After months of bloggers foaming at the mouth, Apple have finally scheduled a press conference for January 27th, to unveil their “latest creation”. The iSlate, as it’s rumoured to be called, at it’s best could revolutionise the way we read newspapers and books, the way we interact with social media, and simultaneously save the dying newspaper industry.
While all this is unlikely, the iSlate still poses intriguing questions about where the future of publishing and media is headed. We’re increasingly dependent on having access to news 24 hours a day. The news and media junkies amongst us aren’t content with reading what happened yesterday in the morning paper. We want to get updates on world events as they unfold, with live analysis and documentation. The emergence of smartphones (see previous blog post) has further enabled us to have access to news wherever we are.
So, what can we expect from the iSlate? My estimate is a mix of ingenious social networking applications, the ability to read newspapers and books with remarkable clarity, a wide range of TV, music and film applications, as well as all the normal iPhone perks.

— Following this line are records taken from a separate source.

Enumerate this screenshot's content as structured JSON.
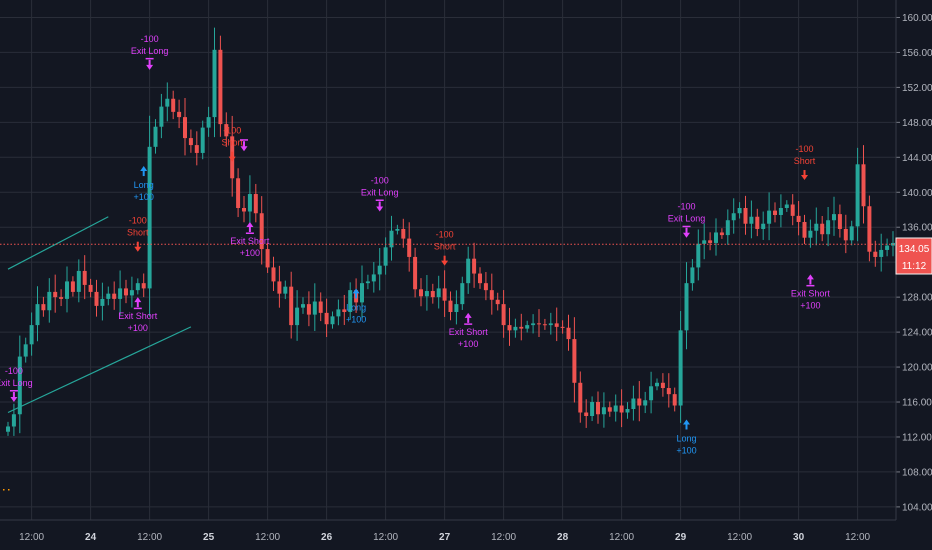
{
  "colors": {
    "background": "#131722",
    "grid": "#2a2e39",
    "up": "#26a69a",
    "down": "#ef5350",
    "price_line": "#ef5350",
    "entry_long": "#2196f3",
    "entry_short": "#f44336",
    "exit": "#e040fb",
    "channel": "#26a69a",
    "axis_text": "#b2b5be"
  },
  "price_badge": {
    "value": "134.05",
    "countdown": "11:12",
    "level": 134.05
  },
  "chart_data": {
    "type": "candlestick",
    "ylim": [
      102.5,
      162
    ],
    "grid": true,
    "y_ticks": [
      104,
      108,
      112,
      116,
      120,
      124,
      128,
      132,
      136,
      140,
      144,
      148,
      152,
      156,
      160
    ],
    "y_tick_labels": [
      "104.00",
      "108.00",
      "112.00",
      "116.00",
      "120.00",
      "124.00",
      "128.00",
      "132.00",
      "136.00",
      "140.00",
      "144.00",
      "148.00",
      "152.00",
      "156.00",
      "160.00"
    ],
    "x_ticks": [
      {
        "label": "12:00",
        "bar": 4,
        "bold": false
      },
      {
        "label": "24",
        "bar": 14,
        "bold": true
      },
      {
        "label": "12:00",
        "bar": 24,
        "bold": false
      },
      {
        "label": "25",
        "bar": 34,
        "bold": true
      },
      {
        "label": "12:00",
        "bar": 44,
        "bold": false
      },
      {
        "label": "26",
        "bar": 54,
        "bold": true
      },
      {
        "label": "12:00",
        "bar": 64,
        "bold": false
      },
      {
        "label": "27",
        "bar": 74,
        "bold": true
      },
      {
        "label": "12:00",
        "bar": 84,
        "bold": false
      },
      {
        "label": "28",
        "bar": 94,
        "bold": true
      },
      {
        "label": "12:00",
        "bar": 104,
        "bold": false
      },
      {
        "label": "29",
        "bar": 114,
        "bold": true
      },
      {
        "label": "12:00",
        "bar": 124,
        "bold": false
      },
      {
        "label": "30",
        "bar": 134,
        "bold": true
      },
      {
        "label": "12:00",
        "bar": 144,
        "bold": false
      }
    ],
    "closes": [
      113.2,
      114.6,
      121.2,
      122.6,
      124.8,
      127.2,
      126.5,
      128.6,
      128.0,
      127.8,
      129.8,
      128.6,
      131.0,
      129.4,
      128.6,
      127.0,
      127.8,
      128.4,
      127.8,
      129.0,
      128.2,
      128.8,
      129.6,
      129.0,
      145.2,
      147.5,
      149.8,
      150.7,
      149.2,
      148.6,
      146.2,
      145.4,
      144.5,
      147.4,
      148.6,
      156.3,
      147.8,
      146.4,
      141.6,
      138.2,
      137.8,
      139.8,
      137.6,
      133.5,
      131.4,
      129.8,
      128.4,
      129.2,
      124.8,
      126.8,
      127.2,
      126.0,
      127.5,
      126.2,
      124.9,
      125.8,
      126.6,
      126.3,
      128.8,
      127.4,
      129.6,
      129.8,
      130.6,
      131.6,
      133.7,
      135.6,
      135.8,
      134.7,
      132.6,
      128.9,
      128.1,
      128.7,
      128.0,
      129.0,
      127.6,
      126.3,
      127.2,
      129.6,
      132.4,
      130.7,
      129.6,
      128.8,
      127.7,
      127.2,
      124.8,
      124.2,
      124.6,
      124.4,
      124.8,
      125.0,
      124.9,
      124.8,
      125.0,
      124.6,
      124.5,
      123.2,
      118.2,
      114.8,
      114.4,
      116.0,
      114.6,
      115.4,
      114.9,
      115.6,
      114.8,
      115.2,
      116.4,
      115.6,
      116.2,
      117.8,
      118.2,
      117.6,
      116.9,
      115.6,
      124.2,
      129.6,
      131.4,
      134.1,
      134.5,
      134.2,
      135.4,
      135.1,
      136.8,
      137.6,
      138.2,
      136.4,
      137.2,
      135.8,
      136.4,
      137.9,
      137.4,
      138.2,
      138.6,
      137.3,
      136.6,
      134.8,
      135.6,
      136.4,
      135.2,
      136.8,
      137.5,
      135.8,
      134.5,
      136.1,
      143.2,
      138.4,
      133.2,
      132.6,
      133.4,
      133.9,
      134.2
    ],
    "events": [
      {
        "bar": 1,
        "kind": "exit",
        "dir": "down",
        "price": 116.0,
        "above": true,
        "lines": [
          "-100",
          "Exit Long"
        ]
      },
      {
        "bar": 22,
        "kind": "short",
        "dir": "down",
        "price": 133.2,
        "above": true,
        "lines": [
          "-100",
          "Short"
        ]
      },
      {
        "bar": 22,
        "kind": "exit",
        "dir": "up",
        "price": 128.0,
        "above": false,
        "lines": [
          "Exit Short",
          "+100"
        ]
      },
      {
        "bar": 23,
        "kind": "long",
        "dir": "up",
        "price": 143.0,
        "above": false,
        "lines": [
          "Long",
          "+100"
        ]
      },
      {
        "bar": 24,
        "kind": "exit",
        "dir": "down",
        "price": 154.0,
        "above": true,
        "lines": [
          "-100",
          "Exit Long"
        ]
      },
      {
        "bar": 38,
        "kind": "short",
        "dir": "down",
        "price": 143.5,
        "above": true,
        "lines": [
          "-100",
          "Short"
        ]
      },
      {
        "bar": 40,
        "kind": "exit",
        "dir": "down",
        "price": 144.7,
        "above": true,
        "lines": [
          ""
        ]
      },
      {
        "bar": 41,
        "kind": "exit",
        "dir": "up",
        "price": 136.6,
        "above": false,
        "lines": [
          "Exit Short",
          "+100"
        ]
      },
      {
        "bar": 59,
        "kind": "long",
        "dir": "up",
        "price": 129.0,
        "above": false,
        "lines": [
          "Long",
          "+100"
        ]
      },
      {
        "bar": 63,
        "kind": "exit",
        "dir": "down",
        "price": 137.8,
        "above": true,
        "lines": [
          "-100",
          "Exit Long"
        ]
      },
      {
        "bar": 74,
        "kind": "short",
        "dir": "down",
        "price": 131.6,
        "above": true,
        "lines": [
          "-100",
          "Short"
        ]
      },
      {
        "bar": 78,
        "kind": "exit",
        "dir": "up",
        "price": 126.2,
        "above": false,
        "lines": [
          "Exit Short",
          "+100"
        ]
      },
      {
        "bar": 115,
        "kind": "long",
        "dir": "up",
        "price": 114.0,
        "above": false,
        "lines": [
          "Long",
          "+100"
        ]
      },
      {
        "bar": 115,
        "kind": "exit",
        "dir": "down",
        "price": 134.8,
        "above": true,
        "lines": [
          "-100",
          "Exit Long"
        ]
      },
      {
        "bar": 135,
        "kind": "short",
        "dir": "down",
        "price": 141.4,
        "above": true,
        "lines": [
          "-100",
          "Short"
        ]
      },
      {
        "bar": 136,
        "kind": "exit",
        "dir": "up",
        "price": 130.6,
        "above": false,
        "lines": [
          "Exit Short",
          "+100"
        ]
      }
    ],
    "channel_lines": [
      {
        "bar1": 0,
        "price1": 131.2,
        "bar2": 17,
        "price2": 137.2
      },
      {
        "bar1": 0,
        "price1": 114.8,
        "bar2": 31,
        "price2": 124.6
      }
    ]
  }
}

The New York Times is currently on the cusp of announcing an online paywall akin to the Financial Times’, and there’s speculation that the announcement will coincide with Apple’s own unveiling. If publishers and newspapers sign deals with Apple, it’s sure to bring in some extra revenue to keep news corporations afloat for awhile longer as they try to figure out how to make journalism pay.
It’s interesting how Apple’s marketing team approach all upcoming releases. Everything is clandestine until the very last minute, with only select bits of information leaked to the public. As a result the rumour-mill goes into overdrive, pre-release hype reaches a zenith and Apple clean up at the sales. For all the abuse hurled Apple’s way (smug, overpriced, style over substance) they have a loyalty in their fanbase that other companies only dream of. One can’t imagine the same amount of column inches and middle-class chatter dedicated to the release of the latest version of Windows.
At the moment, Apple are reported to be in talks with several mobile phone operators in the UK to close a contract deal. It’s expected to offer the same kind of service that mobile networks offer for mobile broadband deals, offering discounted products at the expense of a long term contract. Price speculations are wavering around the $1000 mark, which means that we’re likely to get a price close to the basic Macbook here in the UK. Currently, I don’t see any point in owning a smartphone, a powerful laptop, and the iSlate. Nonetheless if you just like using your phone to just phone people (what a bizarre idea!) then I think the iSlate would be a worthwhile investment.
Anyway, it doesn’t matter what I think. We’ve got a week to go until the announcement, after which Steve Jobs’ plan on world domination will be complete.
Still, better him than Simon Cowell.